At the time, the Army chief of staff correctly estimated that defeating the Taliban and occupying Afghanistan would require his whole service.  Rumsfeld, preaching the doctrine of "transformation", tried to do it on the cheap mainly with Special Forces, which were of course necessary, but insufficient.  Getting an army corps-worth of troops, equipment and supplies halfway around the world to state without rail connections to the outside would have taxed our logistical capabilities to the max, but it was feasible.  Only will was lacking, since the administration apparently was looking ahead to Iraq.
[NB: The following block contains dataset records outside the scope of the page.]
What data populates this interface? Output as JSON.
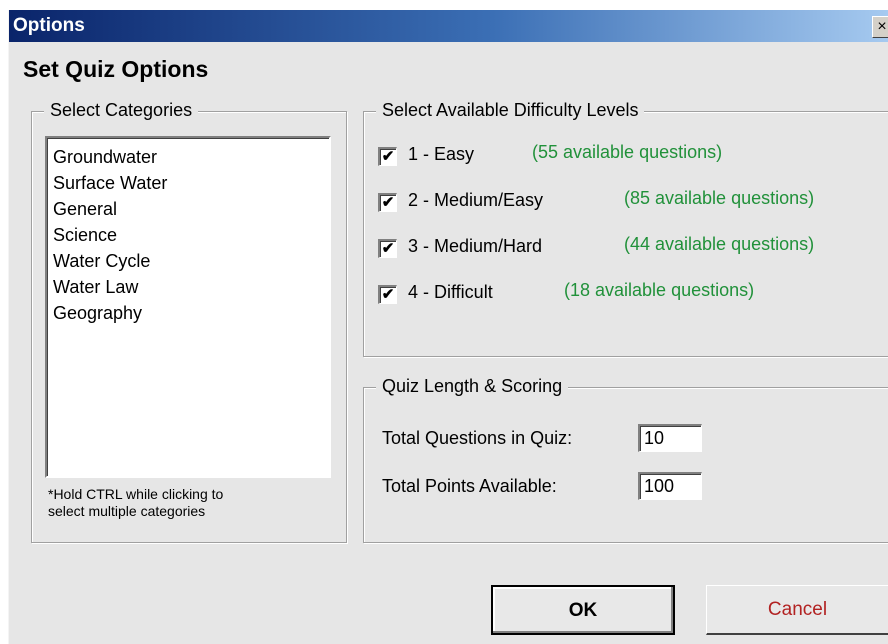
{
  "window": {
    "title": "Options",
    "close_glyph": "×"
  },
  "heading": "Set Quiz Options",
  "categories": {
    "legend": "Select Categories",
    "items": [
      "Groundwater",
      "Surface Water",
      "General",
      "Science",
      "Water Cycle",
      "Water Law",
      "Geography"
    ],
    "hint_line1": "*Hold CTRL while clicking to",
    "hint_line2": "select multiple categories"
  },
  "difficulty": {
    "legend": "Select Available Difficulty Levels",
    "levels": [
      {
        "label": "1 - Easy",
        "count": "(55 available questions)",
        "checked": true
      },
      {
        "label": "2 - Medium/Easy",
        "count": "(85 available questions)",
        "checked": true
      },
      {
        "label": "3 - Medium/Hard",
        "count": "(44 available questions)",
        "checked": true
      },
      {
        "label": "4 - Difficult",
        "count": "(18 available questions)",
        "checked": true
      }
    ],
    "check_glyph": "✔"
  },
  "length": {
    "legend": "Quiz Length & Scoring",
    "questions_label": "Total Questions in Quiz:",
    "questions_value": "10",
    "points_label": "Total Points Available:",
    "points_value": "100"
  },
  "buttons": {
    "ok": "OK",
    "cancel": "Cancel"
  },
  "colors": {
    "count_text": "#21913a",
    "cancel_text": "#b22222",
    "titlebar_start": "#0a246a"
  }
}
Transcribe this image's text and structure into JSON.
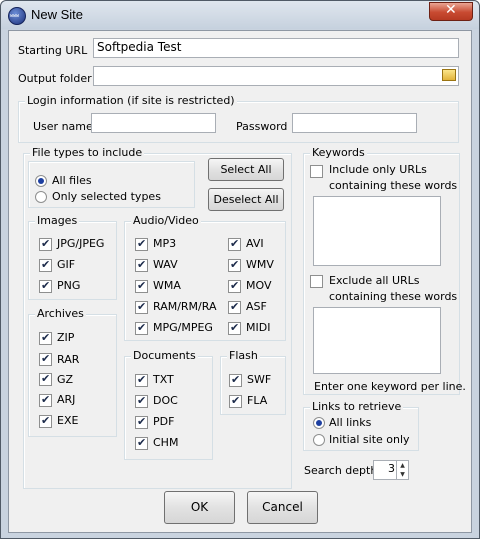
{
  "window": {
    "title": "New Site"
  },
  "general": {
    "starting_url_label": "Starting URL",
    "starting_url_value": "Softpedia Test",
    "output_folder_label": "Output folder",
    "output_folder_value": ""
  },
  "login": {
    "legend": "Login information (if site is restricted)",
    "user_label": "User name",
    "user_value": "",
    "password_label": "Password",
    "password_value": ""
  },
  "filetypes": {
    "legend": "File types to include",
    "all_files": "All files",
    "only_selected": "Only selected types",
    "selected_mode": "all",
    "select_all": "Select All",
    "deselect_all": "Deselect All"
  },
  "images": {
    "legend": "Images",
    "items": [
      {
        "label": "JPG/JPEG",
        "checked": true
      },
      {
        "label": "GIF",
        "checked": true
      },
      {
        "label": "PNG",
        "checked": true
      }
    ]
  },
  "archives": {
    "legend": "Archives",
    "items": [
      {
        "label": "ZIP",
        "checked": true
      },
      {
        "label": "RAR",
        "checked": true
      },
      {
        "label": "GZ",
        "checked": true
      },
      {
        "label": "ARJ",
        "checked": true
      },
      {
        "label": "EXE",
        "checked": true
      }
    ]
  },
  "audio_video": {
    "legend": "Audio/Video",
    "col1": [
      {
        "label": "MP3",
        "checked": true
      },
      {
        "label": "WAV",
        "checked": true
      },
      {
        "label": "WMA",
        "checked": true
      },
      {
        "label": "RAM/RM/RA",
        "checked": true
      },
      {
        "label": "MPG/MPEG",
        "checked": true
      }
    ],
    "col2": [
      {
        "label": "AVI",
        "checked": true
      },
      {
        "label": "WMV",
        "checked": true
      },
      {
        "label": "MOV",
        "checked": true
      },
      {
        "label": "ASF",
        "checked": true
      },
      {
        "label": "MIDI",
        "checked": true
      }
    ]
  },
  "documents": {
    "legend": "Documents",
    "items": [
      {
        "label": "TXT",
        "checked": true
      },
      {
        "label": "DOC",
        "checked": true
      },
      {
        "label": "PDF",
        "checked": true
      },
      {
        "label": "CHM",
        "checked": true
      }
    ]
  },
  "flash": {
    "legend": "Flash",
    "items": [
      {
        "label": "SWF",
        "checked": true
      },
      {
        "label": "FLA",
        "checked": true
      }
    ]
  },
  "keywords": {
    "legend": "Keywords",
    "include_label_1": "Include only URLs",
    "include_label_2": "containing these words",
    "include_checked": false,
    "exclude_label_1": "Exclude all URLs",
    "exclude_label_2": "containing these words",
    "exclude_checked": false,
    "hint": "Enter one keyword per line."
  },
  "links": {
    "legend": "Links to retrieve",
    "all_links": "All links",
    "initial_only": "Initial site only",
    "selected": "all"
  },
  "depth": {
    "label": "Search depth",
    "value": "3"
  },
  "buttons": {
    "ok": "OK",
    "cancel": "Cancel"
  },
  "colors": {
    "close_button": "#c84a31",
    "window_frame": "#c9d3df",
    "dialog_bg": "#f0f0f0"
  }
}
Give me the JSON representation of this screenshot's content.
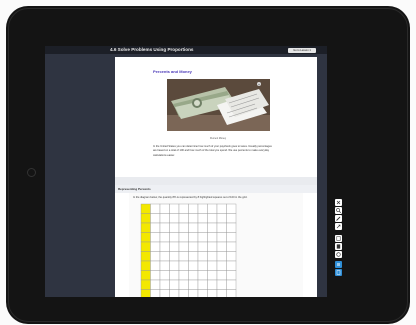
{
  "window": {
    "title": "4.6 Solve Problems Using Proportions",
    "return_button": "Go to Lesson 1"
  },
  "section1": {
    "heading": "Percents and Money",
    "image_alt": "stacks of US currency and receipts",
    "caption": "Percent Money",
    "paragraph": "In the United States you can determine how much of your paycheck goes to taxes. Usually percentages are based on a total of 100 and how much of the total you spend. We use percents to make everyday calculations easier."
  },
  "section2": {
    "title": "Representing Percents",
    "prompt": "In the diagram below, the quantity 8% is represented by 8 highlighted squares out of 100 in the grid.",
    "grid": {
      "columns": 10,
      "rows": 11,
      "highlighted_column": 0,
      "highlight_color": "#f3e800"
    }
  },
  "colors": {
    "tablet_body": "#141414",
    "screen_bg": "#2f3441",
    "heading_accent": "#4b39b8",
    "tool_active": "#2f8fd8"
  },
  "side_tools": [
    "close-icon",
    "zoom-in-icon",
    "pen-icon",
    "expand-icon",
    "note-icon",
    "calculator-icon",
    "glossary-icon",
    "settings-icon",
    "notebook-icon"
  ]
}
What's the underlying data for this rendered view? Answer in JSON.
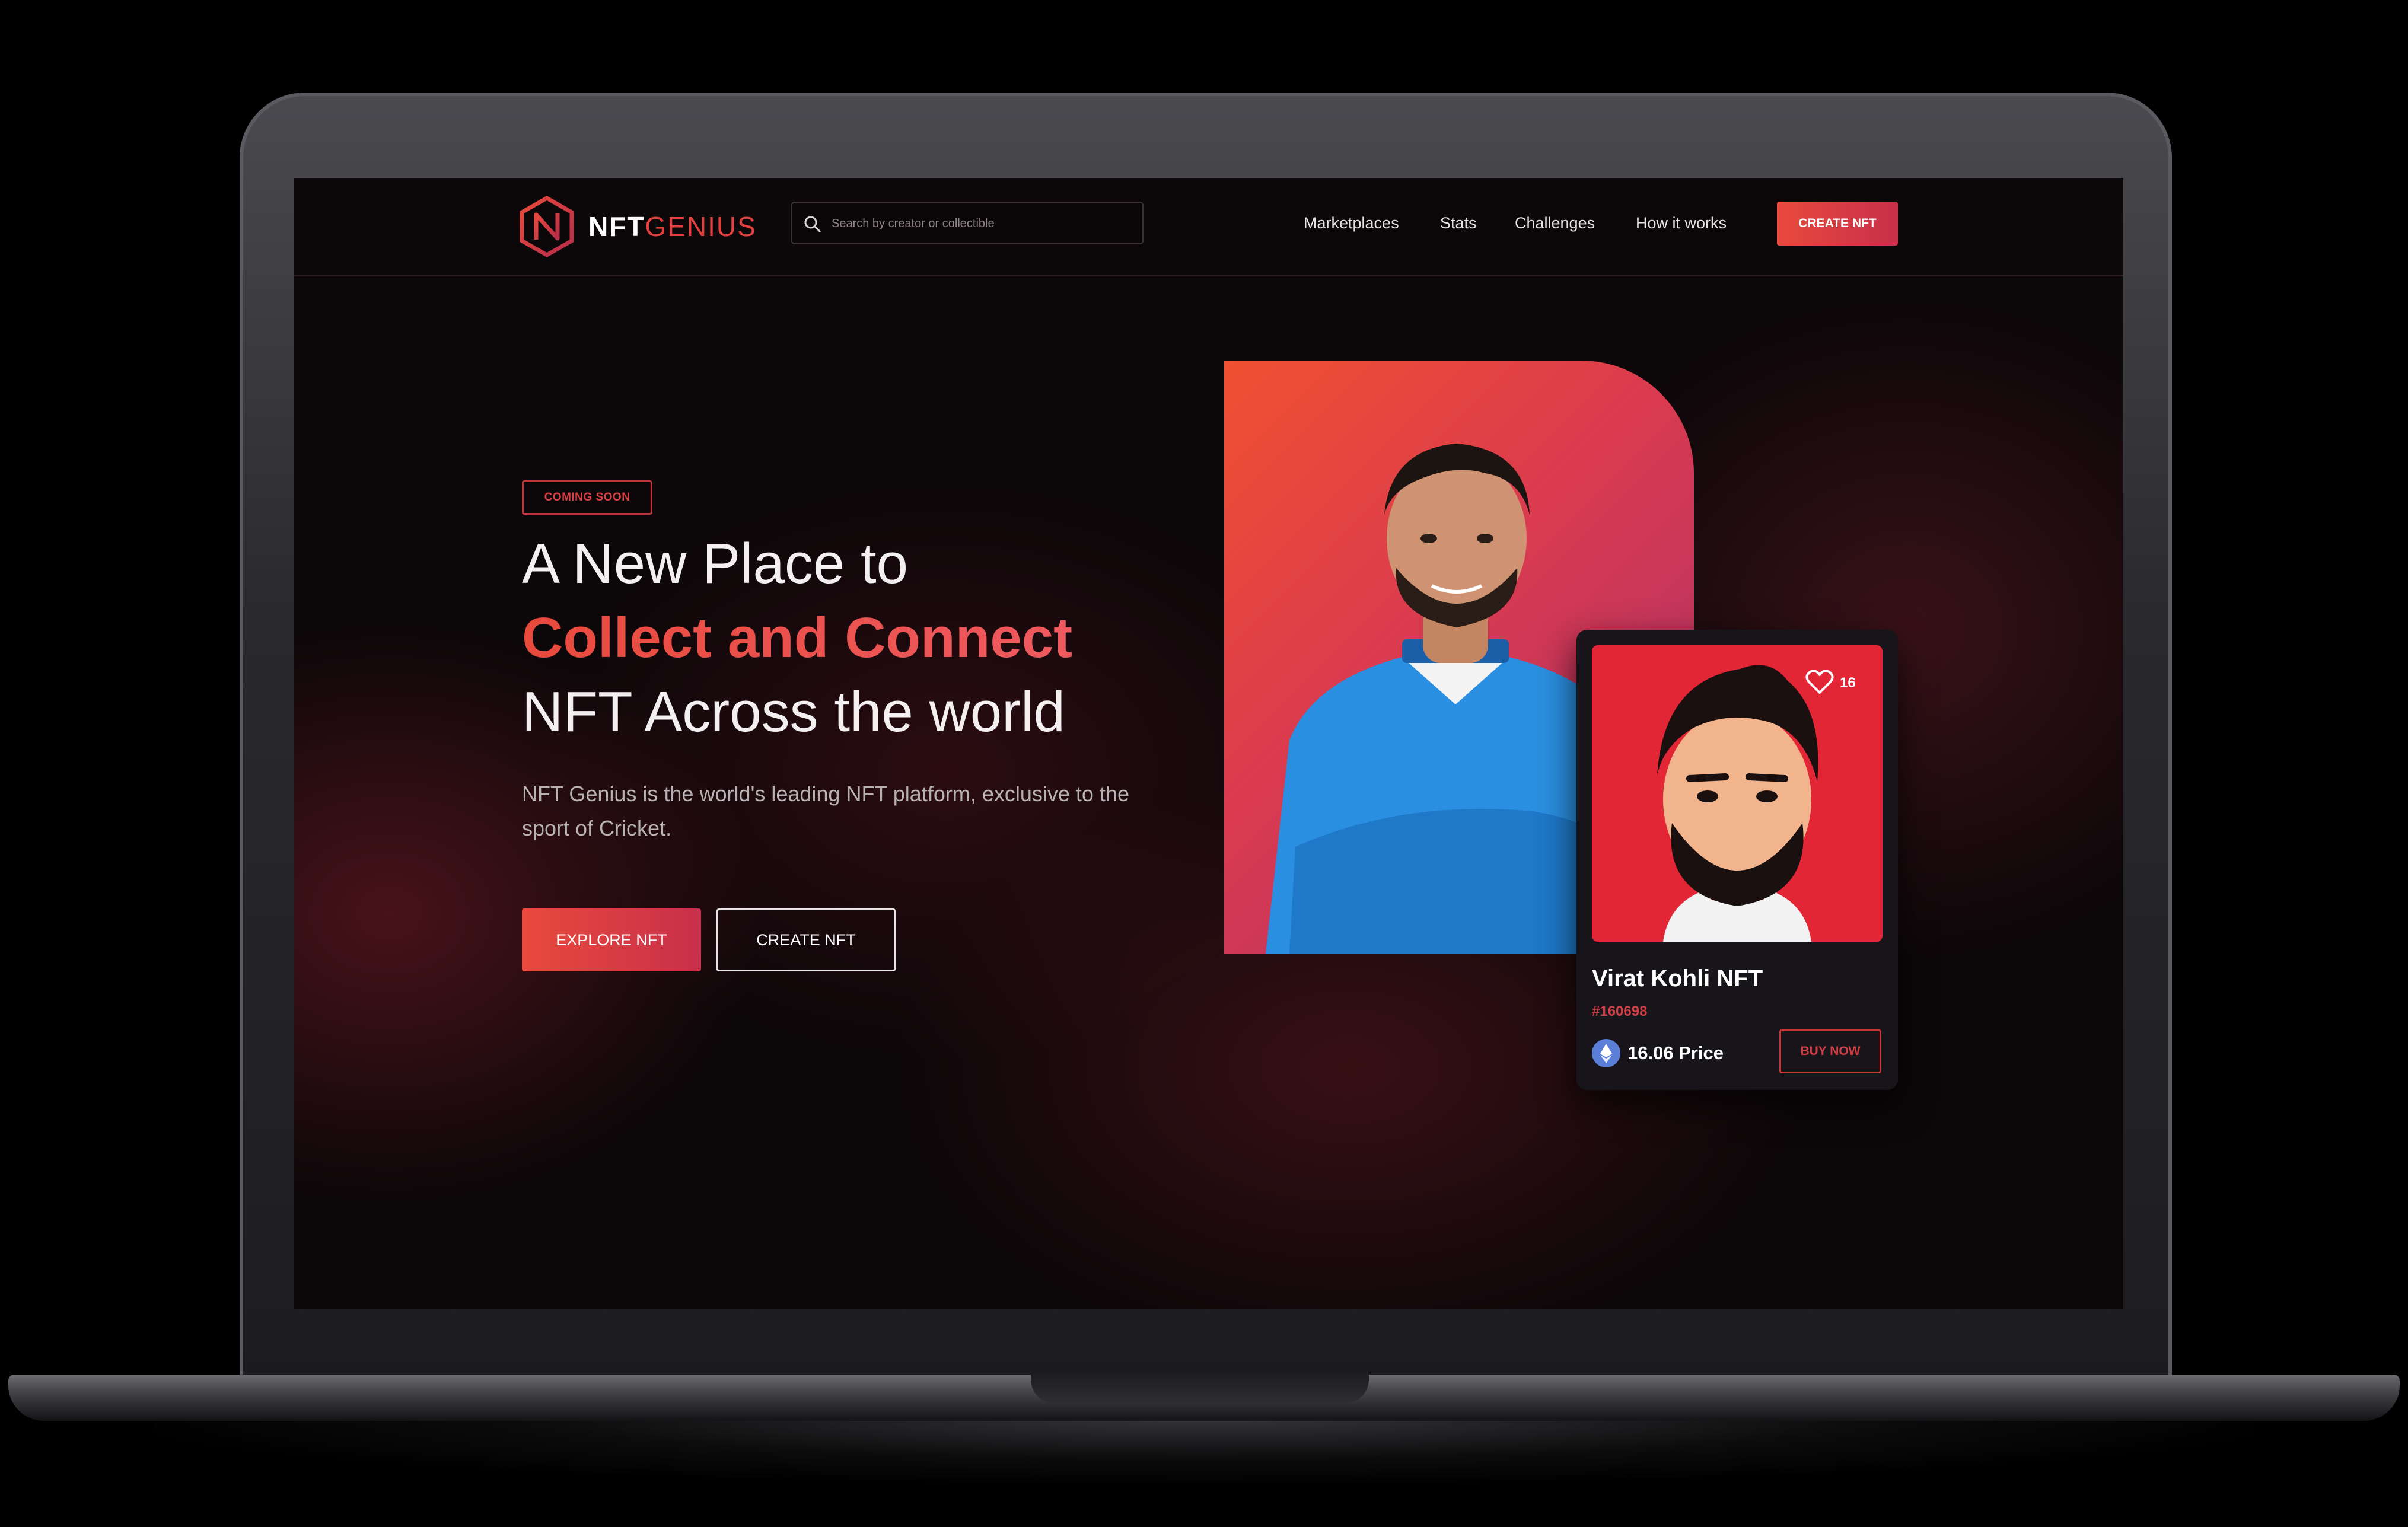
{
  "brand": {
    "name_main": "NFT",
    "name_accent": "GENIUS"
  },
  "search": {
    "placeholder": "Search by creator or collectible"
  },
  "nav": {
    "links": [
      "Marketplaces",
      "Stats",
      "Challenges",
      "How it works"
    ],
    "cta_label": "CREATE NFT"
  },
  "hero": {
    "badge": "COMING SOON",
    "headline_line1": "A New Place to",
    "headline_line2": "Collect and Connect",
    "headline_line3": "NFT Across the world",
    "description": "NFT Genius is the world's leading NFT platform, exclusive to the sport of Cricket.",
    "explore_label": "EXPLORE NFT",
    "create_label": "CREATE NFT"
  },
  "card": {
    "likes": "16",
    "title": "Virat Kohli NFT",
    "id": "#160698",
    "price": "16.06 Price",
    "buy_label": "BUY NOW"
  },
  "colors": {
    "accent": "#e84a3c",
    "accent_alt": "#c92f4a",
    "background": "#0c0709",
    "card_art": "#e32636"
  },
  "icons": [
    "nftgenius-logo-icon",
    "search-icon",
    "heart-icon",
    "ethereum-icon"
  ]
}
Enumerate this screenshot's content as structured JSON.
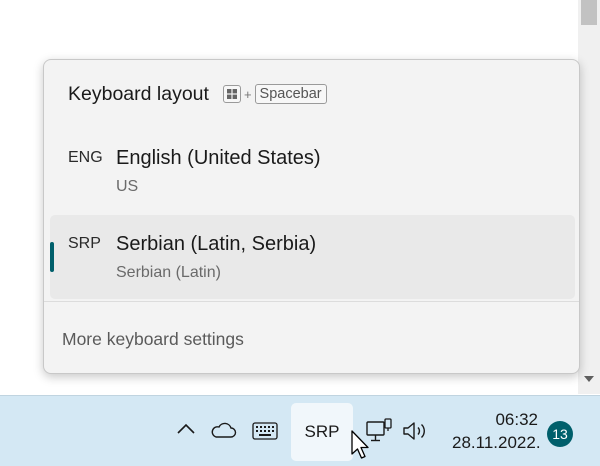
{
  "flyout": {
    "title": "Keyboard layout",
    "shortcut": {
      "plus": "+",
      "key": "Spacebar"
    },
    "layouts": [
      {
        "code": "ENG",
        "name": "English (United States)",
        "sub": "US",
        "selected": false
      },
      {
        "code": "SRP",
        "name": "Serbian (Latin, Serbia)",
        "sub": "Serbian (Latin)",
        "selected": true
      }
    ],
    "more_settings": "More keyboard settings"
  },
  "taskbar": {
    "language": "SRP",
    "time": "06:32",
    "date": "28.11.2022.",
    "notification_count": "13",
    "icons": [
      "chevron-up-icon",
      "cloud-icon",
      "keyboard-icon",
      "network-icon",
      "volume-icon"
    ]
  },
  "colors": {
    "accent": "#005f6b",
    "taskbar": "#d4e8f4",
    "flyout": "#f3f3f3"
  }
}
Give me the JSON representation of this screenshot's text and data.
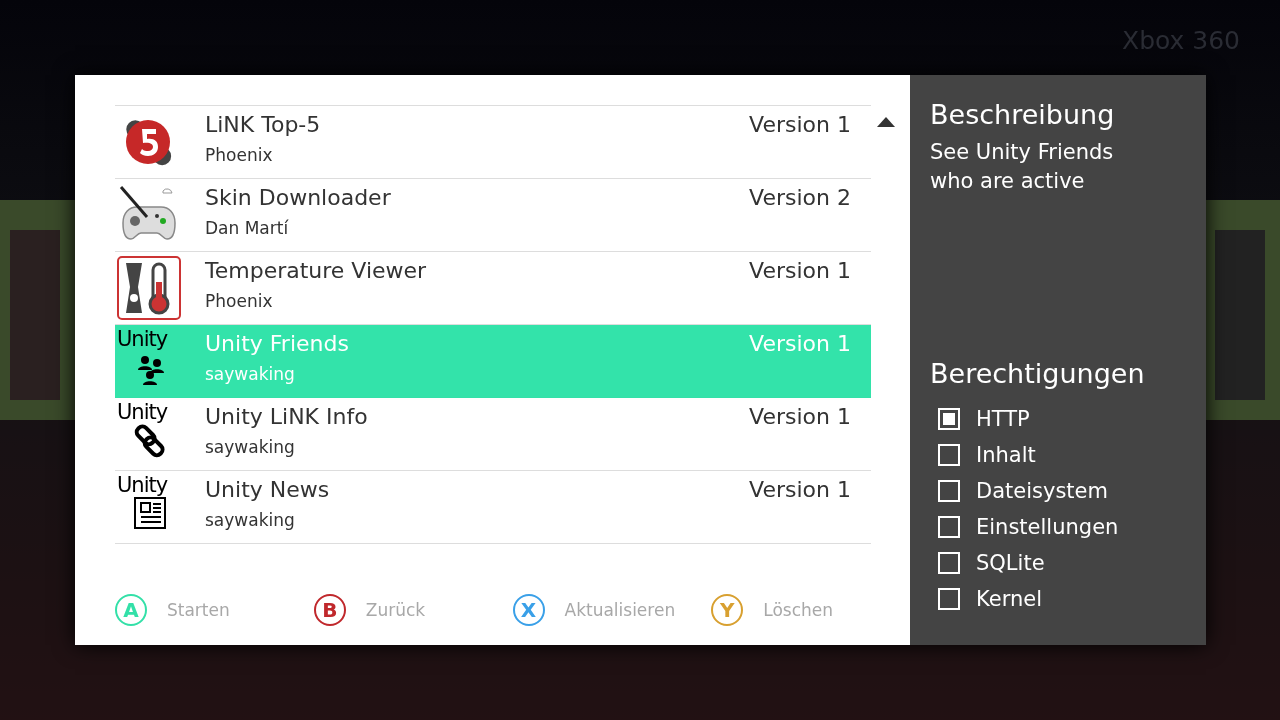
{
  "header": {
    "title": "Xbox 360"
  },
  "apps": [
    {
      "name": "LiNK Top-5",
      "author": "Phoenix",
      "version": "Version 1",
      "kind": "top5",
      "selected": false
    },
    {
      "name": "Skin Downloader",
      "author": "Dan Martí",
      "version": "Version 2",
      "kind": "controller",
      "selected": false
    },
    {
      "name": "Temperature Viewer",
      "author": "Phoenix",
      "version": "Version 1",
      "kind": "thermo",
      "selected": false
    },
    {
      "name": "Unity Friends",
      "author": "saywaking",
      "version": "Version 1",
      "kind": "friends",
      "logo_text": "Unity",
      "selected": true
    },
    {
      "name": "Unity LiNK Info",
      "author": "saywaking",
      "version": "Version 1",
      "kind": "link",
      "logo_text": "Unity",
      "selected": false
    },
    {
      "name": "Unity News",
      "author": "saywaking",
      "version": "Version 1",
      "kind": "news",
      "logo_text": "Unity",
      "selected": false
    }
  ],
  "actions": [
    {
      "key": "A",
      "label": "Starten",
      "color": "#33e0a8"
    },
    {
      "key": "B",
      "label": "Zurück",
      "color": "#c0282c"
    },
    {
      "key": "X",
      "label": "Aktualisieren",
      "color": "#3aa0e8"
    },
    {
      "key": "Y",
      "label": "Löschen",
      "color": "#d8a030"
    }
  ],
  "description": {
    "heading": "Beschreibung",
    "text": "See Unity Friends who are active"
  },
  "permissions": {
    "heading": "Berechtigungen",
    "items": [
      {
        "label": "HTTP",
        "checked": true
      },
      {
        "label": "Inhalt",
        "checked": false
      },
      {
        "label": "Dateisystem",
        "checked": false
      },
      {
        "label": "Einstellungen",
        "checked": false
      },
      {
        "label": "SQLite",
        "checked": false
      },
      {
        "label": "Kernel",
        "checked": false
      }
    ]
  }
}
When the 173rd Airborne Brigade troops vaccinated goats in Zabul Province, the Taliban sneaked in from Pakistan, killed the goats and elders of the villages in which this animal health action had taken place.

Our "friends" were a problem, as noted with the local boy-raping National Police.  A provincial reconstruction team in Lashkar Gah, the capital of the Helmand, set up a girls' school.  Before I got there in 2005, the students, faculty and many locals protested violently for more money.

Rather than construct forward operating bases (FOBs) everywhere at great expense in order to support a long-term occupation, the thing to do was to keep just enough force in Kabul, Bagram, Jalalabad, and maybe Kandahar to support such war lords and keep the Taliban from being able to reconquer the non-Pashtun north, if need be.

The construction of FOBs, using Chinook helicopters to haul rock around the country, was outrageously costly, with questionable benefit, but still the contractors wished they could have just a few million more to improve the water system.  Stretches of the new but vulnerable ring road around the country are usually unusable due to Taliban actions.  Thus we're still reliant on helicopters despite the great cost of building and maintaining the highway.  In my opinion one reason the proposed pipeline was never laid across the country (which the Left said was why we intervened) is that the Taliban would keep blowing it up.

This is a long way of saying that if we intend to win, we have to work with traditional local Muslims, opposed to the brand of militant international Islamism advocated by Qaeda, ISIS and to a lesser but growing extent the Taliban.  I remember flying over villages in the Helmand, seeing girls playing in their family courtyards in brightly colored clothes, with their heads uncovered.  Boys flew kites and listened to radios.  The locals didn't like Taliban rule (especially not the elders so often bumped off), and were glad to be liberated at first, but the national police force and Afghan National Army we set up often alienated them, as did some of our own actions, as I mentioned.

Traditional society in both Afghanistan and Iraq is tribal, with customs of which the Taliban and Salafists such as ISIS disapprove.  This is true both in Fallujah, Anbar Province, Iraq and Zabul Province, Afghanistan, for instance.  Islam isn't monolithic, obviously, or Sunni, Sh'ia and Alawite Arabs, Turkomen and Kurds, Yazidis, Christians, Druze and other religious and ethnic minorities in Syria and Iraq wouldn't have been locked into a battle of each against all intermittently for going on 1400 years.

The Anbar Awakening and American troop surge in Iraq, relying on traditional Sunni tribal leaders, succeeded, but then we left precipitously without a Status of Forces agreement with the Iranian-puppet Shi'a regime in Baghdad.  The worst strategy is a lawyer-driven, muddling, middle way between washing our hands of the world from Morocco to Mindanao, just leaving the theater to its own devices, on the one hand and waging real, relentless war on the other.


It's unclear if the Turkish and Saudi-backed rebels in Iraq are substantially more "moderate" than ISIS.  The least bad solution there might be to divide up the state whose boundaries were drawn by the imperial powers Turkey, Britain and France, and which would already have blown apart without Soviet and Russian support of the minority (around 11%) Alawite regime.  While acknowledging that the aid of such moderates as may exist is essential to winning the Global War on Terror, the questions remain if we're still seriously fighting it and what would it mean to win it?